Dengan 15 cabang aktif, mahasiswa memiliki kesempatan untuk memahami operasional perbankan syariah secara langsung. Dari proses analisis pembiayaan, pelayanan nasabah, hingga manajemen risiko, semuanya dijalankan berdasarkan prinsip syariah yang sudah diformulasikan dalam sistem kerja profesional.

Pengalaman ini menjawab keraguan tentang apakah perbankan syariah harus hafal fiqih. Faktanya, yang dibutuhkan adalah pemahaman konsep dan kemampuan menerapkannya dalam dunia kerja.

Program Magang dan Sertifikat Resmi

Keunggulan lain di Universitas Ma’soem adalah adanya program magang di BPRS Al Ma’soem. Mahasiswa dapat magang di salah satu dari 15 cabang dan merasakan langsung dunia kerja perbankan syariah.

Selama magang, mahasiswa akan:

  • Mengamati penerapan akad dalam pembiayaan
  • Memahami administrasi dan pencatatan transaksi
  • Belajar analisis kelayakan pembiayaan
  • Melihat manajemen risiko berbasis prinsip syariah
  • Mendapatkan sertifikat resmi setelah menyelesaikan program

Sertifikat ini menjadi nilai tambah penting ketika melamar pekerjaan setelah lulus.

Fiqih sebagai Fondasi, Bukan Beban

Perlu dipahami bahwa fiqih dalam perbankan syariah berfungsi sebagai fondasi etika dan hukum.
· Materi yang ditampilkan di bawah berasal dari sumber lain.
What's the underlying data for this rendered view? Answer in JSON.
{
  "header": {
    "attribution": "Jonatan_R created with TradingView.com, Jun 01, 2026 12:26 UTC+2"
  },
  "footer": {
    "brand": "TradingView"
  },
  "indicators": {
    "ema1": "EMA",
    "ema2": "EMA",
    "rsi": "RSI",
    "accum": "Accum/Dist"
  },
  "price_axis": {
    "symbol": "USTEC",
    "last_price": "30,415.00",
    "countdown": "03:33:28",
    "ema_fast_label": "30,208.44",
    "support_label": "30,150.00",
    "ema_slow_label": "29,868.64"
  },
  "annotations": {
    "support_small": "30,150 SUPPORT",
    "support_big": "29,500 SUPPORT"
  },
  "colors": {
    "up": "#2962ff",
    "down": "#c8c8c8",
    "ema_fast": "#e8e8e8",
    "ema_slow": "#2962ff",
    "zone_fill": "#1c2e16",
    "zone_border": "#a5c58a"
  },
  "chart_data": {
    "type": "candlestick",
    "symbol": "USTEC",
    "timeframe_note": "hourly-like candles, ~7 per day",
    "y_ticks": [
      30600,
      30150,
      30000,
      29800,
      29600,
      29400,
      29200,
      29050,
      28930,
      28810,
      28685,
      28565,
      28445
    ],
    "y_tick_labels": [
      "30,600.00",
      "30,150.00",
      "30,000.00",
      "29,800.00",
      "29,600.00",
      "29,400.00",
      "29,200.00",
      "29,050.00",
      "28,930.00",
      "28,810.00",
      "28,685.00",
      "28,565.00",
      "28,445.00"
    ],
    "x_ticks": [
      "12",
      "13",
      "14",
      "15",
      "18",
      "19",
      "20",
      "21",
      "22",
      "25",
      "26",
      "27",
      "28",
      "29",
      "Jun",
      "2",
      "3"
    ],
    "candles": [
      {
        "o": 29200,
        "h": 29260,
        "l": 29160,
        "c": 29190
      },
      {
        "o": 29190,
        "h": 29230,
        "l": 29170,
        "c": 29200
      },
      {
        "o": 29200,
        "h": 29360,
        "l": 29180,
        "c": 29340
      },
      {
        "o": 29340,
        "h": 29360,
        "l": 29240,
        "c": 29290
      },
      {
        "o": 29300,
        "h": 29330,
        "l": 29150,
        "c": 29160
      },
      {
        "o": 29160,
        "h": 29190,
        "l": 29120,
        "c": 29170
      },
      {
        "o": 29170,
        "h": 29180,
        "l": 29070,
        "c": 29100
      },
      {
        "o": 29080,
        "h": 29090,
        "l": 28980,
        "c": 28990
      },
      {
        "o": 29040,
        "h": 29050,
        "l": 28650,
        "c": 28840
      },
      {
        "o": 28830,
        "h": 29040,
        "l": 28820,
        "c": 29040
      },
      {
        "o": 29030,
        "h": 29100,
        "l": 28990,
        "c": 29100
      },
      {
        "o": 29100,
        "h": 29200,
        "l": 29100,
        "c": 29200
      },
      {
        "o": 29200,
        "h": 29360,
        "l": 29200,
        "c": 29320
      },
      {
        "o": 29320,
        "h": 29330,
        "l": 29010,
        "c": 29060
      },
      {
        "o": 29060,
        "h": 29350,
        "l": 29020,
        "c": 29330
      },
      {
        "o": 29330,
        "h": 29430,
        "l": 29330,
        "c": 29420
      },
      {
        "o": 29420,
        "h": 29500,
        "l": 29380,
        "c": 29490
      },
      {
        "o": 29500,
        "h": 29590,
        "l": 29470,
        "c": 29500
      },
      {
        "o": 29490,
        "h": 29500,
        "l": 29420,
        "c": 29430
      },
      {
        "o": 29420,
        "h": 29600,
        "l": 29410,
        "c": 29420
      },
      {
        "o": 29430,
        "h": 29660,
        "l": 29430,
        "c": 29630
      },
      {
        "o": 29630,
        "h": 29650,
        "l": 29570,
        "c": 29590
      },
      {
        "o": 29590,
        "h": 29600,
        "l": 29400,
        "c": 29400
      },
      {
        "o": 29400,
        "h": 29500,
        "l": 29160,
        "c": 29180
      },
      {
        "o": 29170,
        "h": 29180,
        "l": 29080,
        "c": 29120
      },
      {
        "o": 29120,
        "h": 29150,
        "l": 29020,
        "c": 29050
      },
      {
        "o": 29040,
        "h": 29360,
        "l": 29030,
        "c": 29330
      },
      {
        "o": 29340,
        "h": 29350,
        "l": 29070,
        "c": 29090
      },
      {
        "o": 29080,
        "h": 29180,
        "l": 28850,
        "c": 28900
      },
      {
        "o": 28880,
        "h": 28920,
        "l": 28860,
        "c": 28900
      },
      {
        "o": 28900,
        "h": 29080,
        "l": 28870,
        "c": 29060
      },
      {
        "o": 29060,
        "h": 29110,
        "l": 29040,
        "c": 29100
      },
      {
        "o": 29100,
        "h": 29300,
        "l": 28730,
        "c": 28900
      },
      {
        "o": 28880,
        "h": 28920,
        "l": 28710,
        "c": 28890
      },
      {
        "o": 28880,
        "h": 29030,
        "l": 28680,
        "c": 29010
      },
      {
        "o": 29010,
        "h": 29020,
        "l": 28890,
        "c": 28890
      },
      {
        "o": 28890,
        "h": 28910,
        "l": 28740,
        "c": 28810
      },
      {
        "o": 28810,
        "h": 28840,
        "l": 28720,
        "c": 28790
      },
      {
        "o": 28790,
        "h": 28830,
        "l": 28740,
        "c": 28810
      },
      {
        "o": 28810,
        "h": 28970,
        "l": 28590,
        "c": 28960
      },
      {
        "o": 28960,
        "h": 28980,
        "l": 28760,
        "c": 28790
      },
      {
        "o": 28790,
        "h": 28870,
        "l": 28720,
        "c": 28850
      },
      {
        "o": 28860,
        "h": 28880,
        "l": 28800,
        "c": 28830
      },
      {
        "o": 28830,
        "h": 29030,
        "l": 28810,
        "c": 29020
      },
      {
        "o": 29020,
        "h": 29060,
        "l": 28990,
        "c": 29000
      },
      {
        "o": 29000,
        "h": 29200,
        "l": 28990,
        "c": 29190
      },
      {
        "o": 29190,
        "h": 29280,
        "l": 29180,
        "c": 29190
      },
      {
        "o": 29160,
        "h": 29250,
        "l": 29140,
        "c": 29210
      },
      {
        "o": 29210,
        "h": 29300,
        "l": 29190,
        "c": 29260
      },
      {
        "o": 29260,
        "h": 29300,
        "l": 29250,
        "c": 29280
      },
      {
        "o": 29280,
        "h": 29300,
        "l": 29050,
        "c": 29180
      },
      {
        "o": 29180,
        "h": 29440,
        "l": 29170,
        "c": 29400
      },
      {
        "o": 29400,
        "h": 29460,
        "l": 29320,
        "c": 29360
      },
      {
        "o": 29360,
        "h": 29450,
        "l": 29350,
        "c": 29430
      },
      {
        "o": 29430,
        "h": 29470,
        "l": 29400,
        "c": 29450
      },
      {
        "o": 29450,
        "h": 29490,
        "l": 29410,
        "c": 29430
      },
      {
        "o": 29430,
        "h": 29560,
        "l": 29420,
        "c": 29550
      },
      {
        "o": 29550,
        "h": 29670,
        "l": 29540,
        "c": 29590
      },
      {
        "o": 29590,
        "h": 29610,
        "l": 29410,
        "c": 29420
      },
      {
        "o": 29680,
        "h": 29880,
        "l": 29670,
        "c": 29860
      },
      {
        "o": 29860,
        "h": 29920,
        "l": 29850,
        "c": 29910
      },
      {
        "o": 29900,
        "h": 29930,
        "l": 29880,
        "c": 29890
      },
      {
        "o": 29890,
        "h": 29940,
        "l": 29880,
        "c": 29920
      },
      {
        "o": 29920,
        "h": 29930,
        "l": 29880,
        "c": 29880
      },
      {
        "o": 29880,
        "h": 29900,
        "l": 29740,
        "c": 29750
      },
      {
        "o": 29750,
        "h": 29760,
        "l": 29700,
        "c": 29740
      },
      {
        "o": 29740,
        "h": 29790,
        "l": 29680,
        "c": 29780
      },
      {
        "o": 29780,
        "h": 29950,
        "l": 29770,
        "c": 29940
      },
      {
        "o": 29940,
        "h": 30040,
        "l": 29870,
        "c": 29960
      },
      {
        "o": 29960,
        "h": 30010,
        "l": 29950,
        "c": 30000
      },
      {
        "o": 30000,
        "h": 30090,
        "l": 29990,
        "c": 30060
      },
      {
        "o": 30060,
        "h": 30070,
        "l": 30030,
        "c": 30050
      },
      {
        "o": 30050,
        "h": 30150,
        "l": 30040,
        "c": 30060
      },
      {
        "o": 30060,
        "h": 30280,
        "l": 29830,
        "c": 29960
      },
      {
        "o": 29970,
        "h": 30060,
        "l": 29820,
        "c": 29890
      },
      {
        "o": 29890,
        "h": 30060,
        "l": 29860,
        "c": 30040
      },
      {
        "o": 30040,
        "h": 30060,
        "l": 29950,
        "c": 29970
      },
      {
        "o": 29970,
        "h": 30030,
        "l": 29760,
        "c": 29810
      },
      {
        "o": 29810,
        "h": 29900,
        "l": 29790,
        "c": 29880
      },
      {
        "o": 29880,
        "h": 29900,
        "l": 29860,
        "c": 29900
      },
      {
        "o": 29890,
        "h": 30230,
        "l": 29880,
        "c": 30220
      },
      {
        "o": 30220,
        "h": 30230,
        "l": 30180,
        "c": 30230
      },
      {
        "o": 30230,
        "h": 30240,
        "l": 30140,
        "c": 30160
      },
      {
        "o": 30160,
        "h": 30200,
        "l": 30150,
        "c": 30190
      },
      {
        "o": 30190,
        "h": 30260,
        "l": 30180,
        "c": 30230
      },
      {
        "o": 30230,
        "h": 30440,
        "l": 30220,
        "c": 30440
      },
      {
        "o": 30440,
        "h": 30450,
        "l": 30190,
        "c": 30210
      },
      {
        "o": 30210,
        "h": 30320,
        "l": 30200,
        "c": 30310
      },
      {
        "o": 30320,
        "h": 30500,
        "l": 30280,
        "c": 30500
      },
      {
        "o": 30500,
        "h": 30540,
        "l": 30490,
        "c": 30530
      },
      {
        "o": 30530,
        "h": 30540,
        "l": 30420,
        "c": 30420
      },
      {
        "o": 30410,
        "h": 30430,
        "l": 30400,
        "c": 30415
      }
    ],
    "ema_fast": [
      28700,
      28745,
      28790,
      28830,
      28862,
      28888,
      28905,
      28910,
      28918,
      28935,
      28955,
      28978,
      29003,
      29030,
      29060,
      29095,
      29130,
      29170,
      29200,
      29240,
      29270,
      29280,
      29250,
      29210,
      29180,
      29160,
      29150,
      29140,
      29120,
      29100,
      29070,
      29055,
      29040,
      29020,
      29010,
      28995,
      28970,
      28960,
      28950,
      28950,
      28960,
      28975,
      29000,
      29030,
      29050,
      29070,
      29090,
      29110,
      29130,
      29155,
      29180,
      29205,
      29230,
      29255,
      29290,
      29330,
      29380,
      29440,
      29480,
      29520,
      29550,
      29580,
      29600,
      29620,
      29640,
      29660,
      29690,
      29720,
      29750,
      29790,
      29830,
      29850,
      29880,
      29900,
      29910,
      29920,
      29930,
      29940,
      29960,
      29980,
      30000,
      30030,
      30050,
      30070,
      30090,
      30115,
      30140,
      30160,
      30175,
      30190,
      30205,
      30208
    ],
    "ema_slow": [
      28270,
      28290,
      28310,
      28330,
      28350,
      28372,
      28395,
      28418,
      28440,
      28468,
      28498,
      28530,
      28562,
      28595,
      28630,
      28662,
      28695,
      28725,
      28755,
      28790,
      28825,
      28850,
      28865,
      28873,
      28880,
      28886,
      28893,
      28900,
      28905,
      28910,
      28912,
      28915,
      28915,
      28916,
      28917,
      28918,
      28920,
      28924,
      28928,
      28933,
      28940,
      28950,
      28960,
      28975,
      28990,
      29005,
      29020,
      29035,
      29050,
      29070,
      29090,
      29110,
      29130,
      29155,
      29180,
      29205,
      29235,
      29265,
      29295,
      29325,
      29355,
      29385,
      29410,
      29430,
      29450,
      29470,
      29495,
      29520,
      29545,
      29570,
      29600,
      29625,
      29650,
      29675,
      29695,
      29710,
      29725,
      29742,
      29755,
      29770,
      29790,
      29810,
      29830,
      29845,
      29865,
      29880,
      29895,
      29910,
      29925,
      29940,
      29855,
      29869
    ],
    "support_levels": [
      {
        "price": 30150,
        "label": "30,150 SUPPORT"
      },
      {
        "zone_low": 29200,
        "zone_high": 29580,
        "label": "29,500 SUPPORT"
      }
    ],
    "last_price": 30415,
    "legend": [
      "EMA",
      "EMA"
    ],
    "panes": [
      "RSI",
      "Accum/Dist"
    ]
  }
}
Mahasiswa tidak dituntut menjadi ustaz atau ahli fiqih, tetapi menjadi profesional yang memahami batasan dan prinsip dalam transaksi keuangan.

Dengan pendekatan pembelajaran yang seimbang antara teori dan praktik, mahasiswa akan lebih mudah memahami materi tanpa merasa terbebani oleh hafalan.

Jadi, Masih Takut dengan Fiqih?

Jika kamu masih bertanya apakah perbankan syariah harus hafal fiqih, sekarang kamu sudah tahu jawabannya. Yang dibutuhkan adalah pemahaman konsep dan kesiapan belajar, bukan hafalan mendalam seperti di bangku pesantren.

Melalui dukungan ekosistem BPRS Al Ma’soem dengan 15 cabang aktif serta program magang bersertifikat, Universitas Ma’soem memberikan pengalaman belajar yang aplikatif dan relevan dengan kebutuhan industri.

Sekarang pertanyaannya, apakah kamu akan tetap ragu karena mitos harus hafal fiqih, atau siap mengambil peluang di dunia perbankan syariah dengan pemahaman yang tepat dan pengalaman nyata sejak kuliah?